Nispi ticari davalar, her iki tarafın ticari işletmesiyle ilgili olması halinde ticari nitelikte sayılan davalardır. 6102 sayılı TTK’nın 4/1. maddesine göre, her iki tarafın ticari işletmesiyle ilgili hususlardan doğan ve iki tarafı da tacir olan hukuk davaları ticari dava sayılır. Bu hükme göre bir davanın ticari dava sayılabilmesi için, hem iki tarafın ticari işletmesini ilgilendirmesi, hem de iki tarafın tacir olması gereklidir. Bu şartlar birlikte bulunmadıkça, uyuşmazlık konusunun ticari iş niteliğinde olması veya ticari iş karinesi sebebiyle diğer taraf için de ticari iş sayılması davanın ticari dava olması için yeterli değildir. 6102 sayılı Türk Ticaret Kanunu’nun 19/2. maddesi uyarınca, taraflardan biri için ticari iş sayılan bir işin diğeri için de ticari iş sayılması, davanın niteliğini ticari hale getirmeyecektir. Zira; kanun gereği ticari dava sayılan davalar haricinde, ticari davayı ticari iş esasına göre değil, ticari işletme esasına göre belirlemiştir. Hâl böyle olunca, işin ticari nitelikte olması davayı ticari dava haline getirmez.

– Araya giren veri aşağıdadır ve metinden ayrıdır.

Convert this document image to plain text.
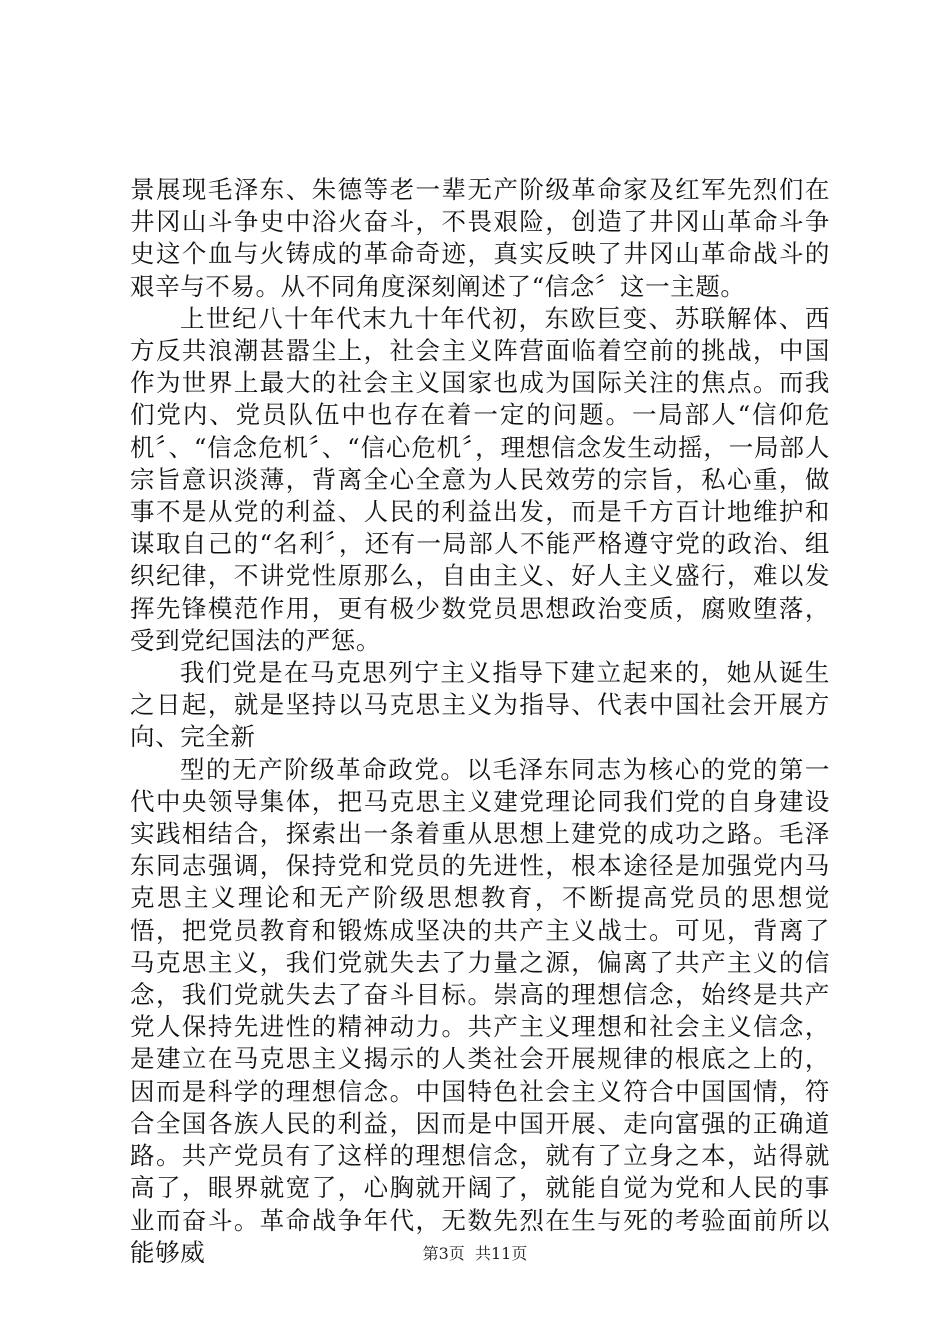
景展现毛泽东、朱德等老一辈无产阶级革命家及红军先烈们在井冈山斗争史中浴火奋斗，不畏艰险，创造了井冈山革命斗争史这个血与火铸成的革命奇迹，真实反映了井冈山革命战斗的艰辛与不易。从不同角度深刻阐述了“信念〞这一主题。

上世纪八十年代末九十年代初，东欧巨变、苏联解体、西方反共浪潮甚嚣尘上，社会主义阵营面临着空前的挑战，中国作为世界上最大的社会主义国家也成为国际关注的焦点。而我们党内、党员队伍中也存在着一定的问题。一局部人“信仰危机〞、“信念危机〞、“信心危机〞，理想信念发生动摇，一局部人宗旨意识淡薄，背离全心全意为人民效劳的宗旨，私心重，做事不是从党的利益、人民的利益出发，而是千方百计地维护和谋取自己的“名利〞，还有一局部人不能严格遵守党的政治、组织纪律，不讲党性原那么，自由主义、好人主义盛行，难以发挥先锋模范作用，更有极少数党员思想政治变质，腐败堕落，受到党纪国法的严惩。

我们党是在马克思列宁主义指导下建立起来的，她从诞生之日起，就是坚持以马克思主义为指导、代表中国社会开展方向、完全新

型的无产阶级革命政党。以毛泽东同志为核心的党的第一代中央领导集体，把马克思主义建党理论同我们党的自身建设实践相结合，探索出一条着重从思想上建党的成功之路。毛泽东同志强调，保持党和党员的先进性，根本途径是加强党内马克思主义理论和无产阶级思想教育，不断提高党员的思想觉悟，把党员教育和锻炼成坚决的共产主义战士。可见，背离了马克思主义，我们党就失去了力量之源，偏离了共产主义的信念，我们党就失去了奋斗目标。崇高的理想信念，始终是共产党人保持先进性的精神动力。共产主义理想和社会主义信念，是建立在马克思主义揭示的人类社会开展规律的根底之上的，因而是科学的理想信念。中国特色社会主义符合中国国情，符合全国各族人民的利益，因而是中国开展、走向富强的正确道路。共产党员有了这样的理想信念，就有了立身之本，站得就高了，眼界就宽了，心胸就开阔了，就能自觉为党和人民的事业而奋斗。革命战争年代，无数先烈在生与死的考验面前所以能够威	第3页 共11页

Üçüncü grup ticari davalar, yalnızca bir tarafın ticari işletmesini ilgilendiren havale, vedia ve fikri haklara ilişkin davalardır. Bir davanın ticari dava sayılması için kural olarak ya mutlak ticari davalar arasında yer alması ya da her iki tarafın ticari işletmesiyle ilgili bulunması gerekirken havale, vedia ve fikri haklara ilişkin davaların ticari nitelikte sayılması için yalnızca bir yanın ticari işletmesiyle ilgili olması TTK’da yeterli görülmüştür.

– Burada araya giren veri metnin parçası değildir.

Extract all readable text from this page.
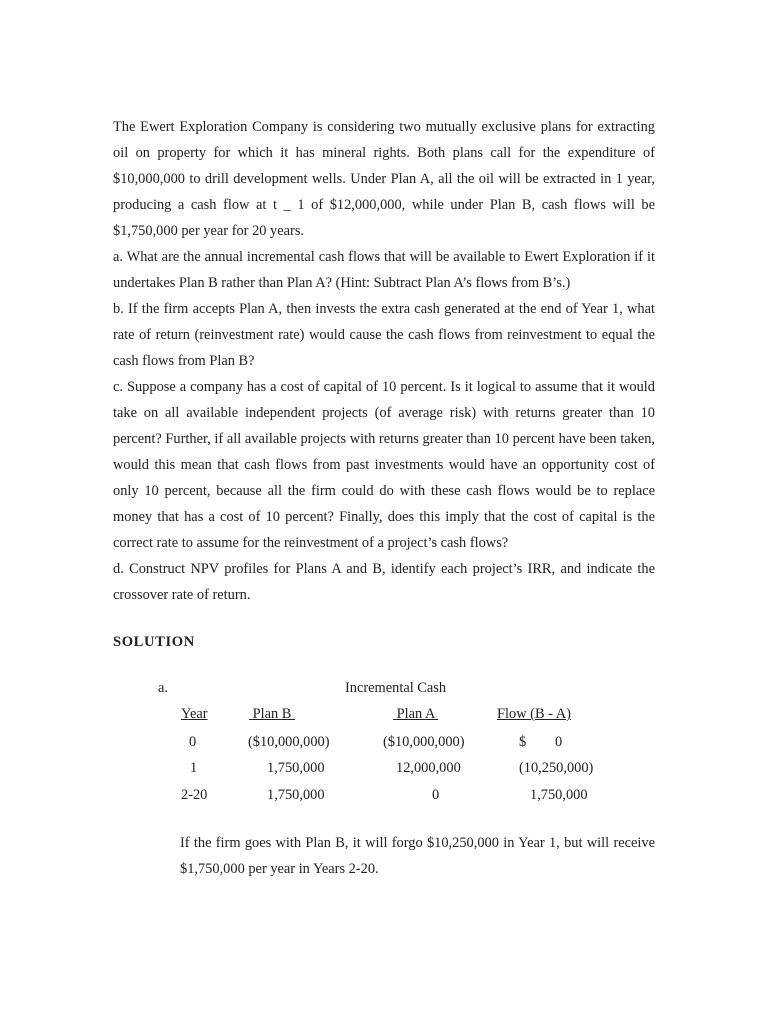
The Ewert Exploration Company is considering two mutually exclusive plans for extracting oil on property for which it has mineral rights. Both plans call for the expenditure of $10,000,000 to drill development wells. Under Plan A, all the oil will be extracted in 1 year, producing a cash flow at t _ 1 of $12,000,000, while under Plan B, cash flows will be $1,750,000 per year for 20 years.

a. What are the annual incremental cash flows that will be available to Ewert Exploration if it undertakes Plan B rather than Plan A? (Hint: Subtract Plan A’s flows from B’s.)

b. If the firm accepts Plan A, then invests the extra cash generated at the end of Year 1, what rate of return (reinvestment rate) would cause the cash flows from reinvestment to equal the cash flows from Plan B?

c. Suppose a company has a cost of capital of 10 percent. Is it logical to assume that it would take on all available independent projects (of average risk) with returns greater than 10 percent? Further, if all available projects with returns greater than 10 percent have been taken, would this mean that cash flows from past investments would have an opportunity cost of only 10 percent, because all the firm could do with these cash flows would be to replace money that has a cost of 10 percent? Finally, does this imply that the cost of capital is the correct rate to assume for the reinvestment of a project’s cash flows?

d. Construct NPV profiles for Plans A and B, identify each project’s IRR, and indicate the crossover rate of return.

SOLUTION
a.	Incremental Cash
Year	Plan B	Plan A	Flow (B - A)
0	($10,000,000)	($10,000,000)	$        0
1	1,750,000	12,000,000	(10,250,000)
2-20	1,750,000	0	1,750,000

If the firm goes with Plan B, it will forgo $10,250,000 in Year 1, but will receive $1,750,000 per year in Years 2-20.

Mutlak ticari dava bakımından; taraflar arasında trafik kazasından kaynaklanan değer ve kazanç kaybı tazminatının tahsiline yönelik eldeki davanın, trafik kazalarının TTK’da bentler halinde sayılan (TTK m.4/1) ya da bu Kanunda (6102 s. TTK) düzenlenen yahut diğer Kanunlarda özel olarak gösterilen bir ticari dava olmadığından işbu davanın, mutlak ticari davalardan olmadığı açıktır.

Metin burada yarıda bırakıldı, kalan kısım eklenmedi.